Wednesday, April 15, 2009

I Am So Funny

Have you all met the funniest person in the world? You have and it’s me. I absolutely crack myself up sometimes and most of the time, it really isn’t ALL that funny. I’m still giggling about my ‘Red Alert’ comment from a month ago or so. Hahahahaha.

So what has me in stitches? Yesterday it was storming outside and I opted to go to a friend’s house after school, rain and all (come to think of it, I wonder if the dreary weather was an omen..). We were watching TV and the news stations were covering the string o’ storms like they were Hurricane Katrina. They had up a map of the area that looked strikingly similar to a picture of a PET scan of a schitzo’s brain we had been looking at earlier in psychology class. All the while the Bay News 9 newscaster was talking to the weather guy.

NC: Newscaster - WG: Weather Guy - D: Me!

NC: (WG), can you tell us about those colors we are seeing on the map?
D: What a stupid fucking question. Everyone knows what colors mean.
WG: Well, (NC), the weather maps have had the same coloring since 197(something).
D: Hahahahahahaha.

The sad part – this happened like 20 hours and I still find it very humorous. I think I need a life.

Side note – if you are not signed in and still wish to comment to a post, please click the NAME button and type your name so I know who you are. I know the last two comments were from my friend (Hey friend – just use the handle Boy Toy as more than likely that is how you will be referred to here. Oh, and Anonymous from back in the day who made the comment about me going into rehab, you don’t need to post your name – I know who you AAre or as Amy Winehouse would say, “Blaaaaake!” Touché. Sorry – it’s early and I’m still sleepy.) This way readers will know who you are as some of you get referred to time to time.
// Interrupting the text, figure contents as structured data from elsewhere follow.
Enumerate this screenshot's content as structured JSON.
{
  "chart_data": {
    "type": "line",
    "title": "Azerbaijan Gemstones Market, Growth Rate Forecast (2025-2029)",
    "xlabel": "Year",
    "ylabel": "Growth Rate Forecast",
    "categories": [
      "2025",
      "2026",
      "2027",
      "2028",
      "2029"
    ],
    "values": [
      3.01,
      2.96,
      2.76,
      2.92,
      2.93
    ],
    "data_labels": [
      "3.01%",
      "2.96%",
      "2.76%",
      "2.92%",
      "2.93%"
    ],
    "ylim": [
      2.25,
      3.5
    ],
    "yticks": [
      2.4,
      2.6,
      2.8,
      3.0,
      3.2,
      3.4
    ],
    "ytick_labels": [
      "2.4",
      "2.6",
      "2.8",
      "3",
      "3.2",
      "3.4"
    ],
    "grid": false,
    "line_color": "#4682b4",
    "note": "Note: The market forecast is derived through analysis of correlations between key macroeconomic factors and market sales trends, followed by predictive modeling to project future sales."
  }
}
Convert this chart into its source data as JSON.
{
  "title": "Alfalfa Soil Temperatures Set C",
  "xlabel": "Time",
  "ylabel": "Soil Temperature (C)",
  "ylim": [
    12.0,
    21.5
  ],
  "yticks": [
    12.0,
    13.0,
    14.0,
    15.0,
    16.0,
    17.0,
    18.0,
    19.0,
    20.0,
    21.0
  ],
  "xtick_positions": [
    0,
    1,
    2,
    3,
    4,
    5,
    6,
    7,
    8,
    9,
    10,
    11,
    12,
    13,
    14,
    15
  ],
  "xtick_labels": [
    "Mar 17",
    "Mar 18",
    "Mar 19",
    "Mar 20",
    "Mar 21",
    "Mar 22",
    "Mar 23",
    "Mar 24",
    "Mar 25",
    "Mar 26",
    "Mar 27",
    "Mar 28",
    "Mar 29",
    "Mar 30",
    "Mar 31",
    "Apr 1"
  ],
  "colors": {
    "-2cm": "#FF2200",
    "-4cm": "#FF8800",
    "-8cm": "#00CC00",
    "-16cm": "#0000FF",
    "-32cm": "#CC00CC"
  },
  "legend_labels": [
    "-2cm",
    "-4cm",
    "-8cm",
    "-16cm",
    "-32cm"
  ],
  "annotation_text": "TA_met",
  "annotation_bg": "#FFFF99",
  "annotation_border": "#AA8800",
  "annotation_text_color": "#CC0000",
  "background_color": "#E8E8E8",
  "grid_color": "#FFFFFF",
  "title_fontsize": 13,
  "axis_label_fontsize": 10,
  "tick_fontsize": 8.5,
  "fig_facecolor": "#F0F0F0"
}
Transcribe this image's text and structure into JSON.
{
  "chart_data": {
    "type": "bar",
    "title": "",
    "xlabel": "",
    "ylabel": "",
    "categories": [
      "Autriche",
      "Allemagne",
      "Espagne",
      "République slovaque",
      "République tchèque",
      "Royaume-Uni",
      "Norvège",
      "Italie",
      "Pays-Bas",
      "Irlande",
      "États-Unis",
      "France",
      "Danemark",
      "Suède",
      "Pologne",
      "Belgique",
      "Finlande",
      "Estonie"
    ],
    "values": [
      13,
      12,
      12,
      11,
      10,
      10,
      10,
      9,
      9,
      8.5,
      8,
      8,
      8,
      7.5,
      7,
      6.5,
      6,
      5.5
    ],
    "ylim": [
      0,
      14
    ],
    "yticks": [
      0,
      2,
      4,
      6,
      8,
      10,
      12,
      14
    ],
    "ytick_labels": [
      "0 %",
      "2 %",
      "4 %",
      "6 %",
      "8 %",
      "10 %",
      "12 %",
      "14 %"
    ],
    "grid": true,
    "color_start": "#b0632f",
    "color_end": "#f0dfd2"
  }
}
By the way, I just wanted everyone to know I am not that grameratikalie challenged, I am in community college you know. I was rereading a few of my last posts, which I do fairly often out of sheer boredom, and notice that I misspelled a whole smack load of stuff and typed in incorrect, but similar, words (you instead of your; day instead of dad; etc..). I only glimpse through these blogs after I type them. I start off with one train of through which derails off the track and then I start typing something else, all the while thinking I need to go back to the first subject and once I do, my thought process is out of whack and I am typing in a completely different style. Blah, blah, blah. Whatever. I am not meant to be a proof reader. And this post hasn’t been proofed either. And that shall be my last warning.